On the second day of our trip to New Orleans, the chaperones, other students, and I woke up and headed to the chapel in the Duchesne House for a morning reflection. Since it was the first anniversary of the Parkland shootings, we read about those who passed during the attack and watched a music video made by the survivors that showed their strength. We prayed for the victims and their families. Then, we prepared our breakfasts and lunches. We picked up coffee at our favorite local café, CC’s, and headed towards the house that we were fixing, in Baton Rouge. The 2017 Louisiana flood completely consumed the home and forced the homeowner, Dolores, and her family to flee for their safety.
There, we met our friendly co-volunteers. The head worker, Austin, taught us how to sand and mud walls. We spread out across the one-story, five-room house, set up a speaker, and got to work. Working with each other throughout the day bonded us and instilled values of teamwork, leadership, and reliability.
Before lunch, we were lucky to meet Gloria, Delores’s sister. Gloria revealed that she had been without the home for two years (she was living in an apartment) and missed it dearly, especially during the holidays, as it was where her family gathered. To hear her excitement over receiving a table and chairs reminded us of how lucky we are to have or homes, and taught us to never take anything for granted. Gloria reflected that it is her faith that keeps her going. We lastly took a photo with her. Her story inspired us to try our hardest throughout our service, so that she may have a strong and beautiful house.
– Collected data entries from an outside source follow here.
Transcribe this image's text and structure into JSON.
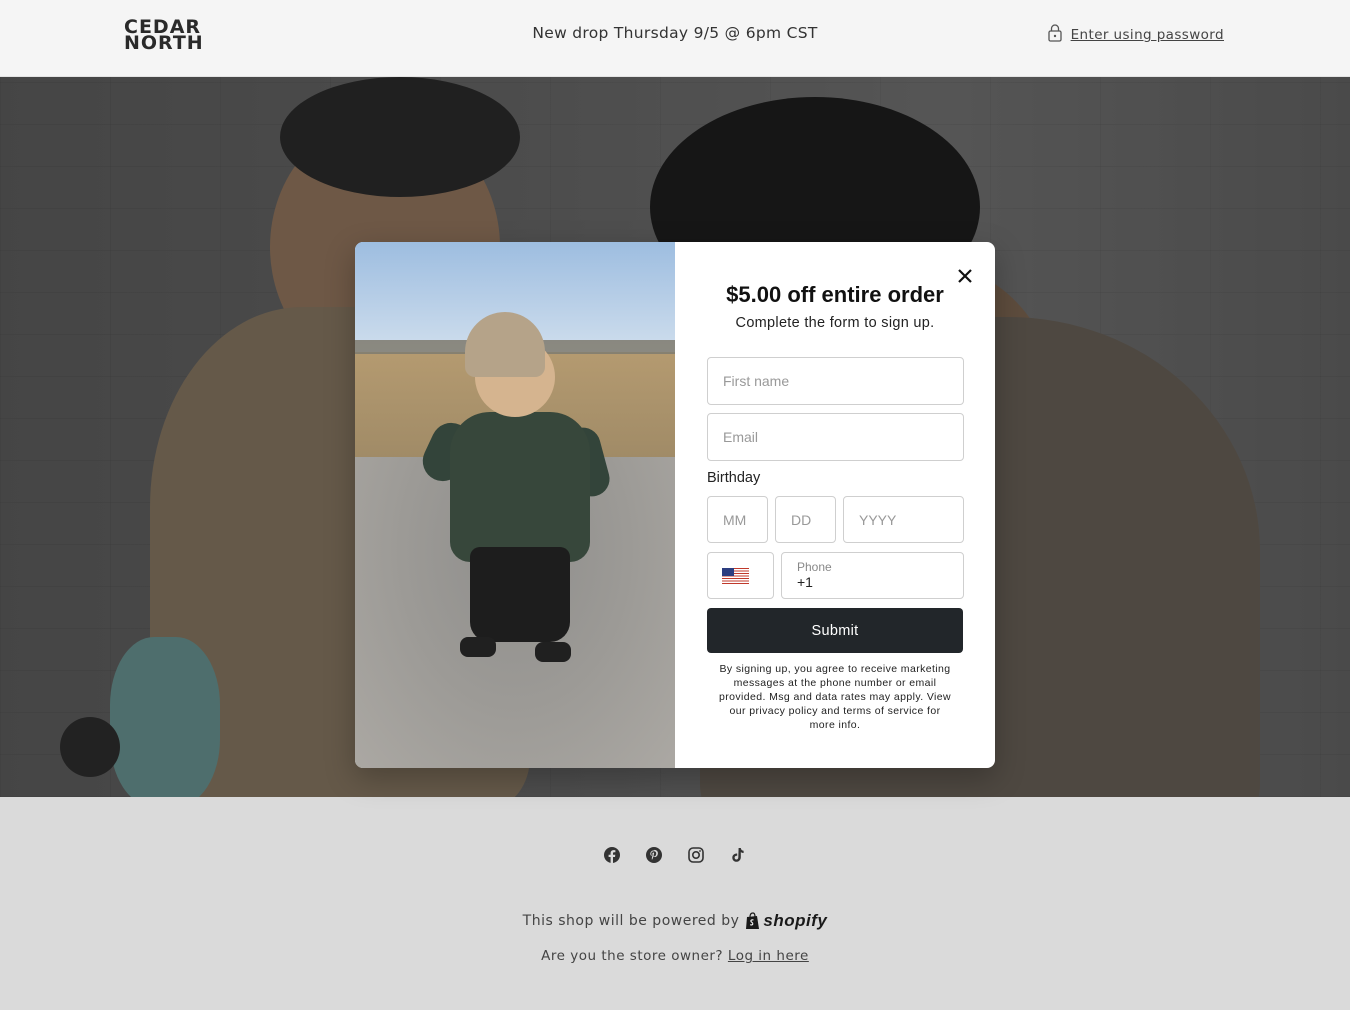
{
  "header": {
    "logo_line1": "CEDAR",
    "logo_line2": "NORTH",
    "announcement": "New drop Thursday 9/5 @ 6pm CST",
    "password_link": "Enter using password"
  },
  "popup": {
    "title": "$5.00 off entire order",
    "subtitle": "Complete the form to sign up.",
    "first_name_placeholder": "First name",
    "email_placeholder": "Email",
    "birthday_label": "Birthday",
    "month_placeholder": "MM",
    "day_placeholder": "DD",
    "year_placeholder": "YYYY",
    "country_flag": "us-flag-icon",
    "phone_label": "Phone",
    "phone_value": "+1",
    "submit_label": "Submit",
    "legal_text": "By signing up, you agree to receive marketing messages at the phone number or email provided. Msg and data rates may apply. View our privacy policy and terms of service for more info."
  },
  "footer": {
    "socials": [
      "facebook-icon",
      "pinterest-icon",
      "instagram-icon",
      "tiktok-icon"
    ],
    "powered_text": "This shop will be powered by",
    "shopify_label": "shopify",
    "owner_text": "Are you the store owner?",
    "login_link": "Log in here"
  },
  "colors": {
    "button": "#22262a",
    "header_bg": "#f5f5f5",
    "footer_bg": "#dadada"
  }
}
At lunch, Austin bought us authentic Baton Rouge cuisine. We were thankful for the opportunity to immerse ourselves in a new culture.
We were sad to leave the work site at the end of the first day but excited for the next two days there. We learned from Austin that together, we had performed 77 hours of work—two days of work in only one. All in all, we strengthened our friendships with each other and became more responsible leaders. We were moved by Gloria’s story and not only felt compassion but learned to be grateful for what we have and that our faith can get us through even the toughest of times. We are very thankful to have had the opportunity to help reconstruct Dolores’s house.
Later that night, we went under the highway to bring dinner to the homeless persons living there. Many years ago, the Louisiana government demolished a thriving neighborhood and placed a state-wide intersection in its ruins. The former residents lost their homes but still live there, under the road.
They were very grateful to accept our seafood gumbo, rice, and bread. Additionally, they told others of our leftover dinner, rather than taking the extra food for themselves. Their kindness and friendliness were inspirational, as it taught us that during tough times, we must hold our heads high and keep our spirits up.
We also saw that the men and women had decorated their tents, with flowers and Bible verses and everything in between. Seeing them make the best of their situations and keep a strong faith reminded us that we should always do the same, for a positive mindset and a strong relationship with God are powerful.
Finally, as we were leaving, we noticed two men helping a third, whom they did not know and who was wheelchair-bound, to cross the street. From visiting the community under the bridge, we saw how important it is to be kind and friendly, as well as to maintain a positive mindset and faith. Going forward, we will replicate their compassion and love in our own lives and communities.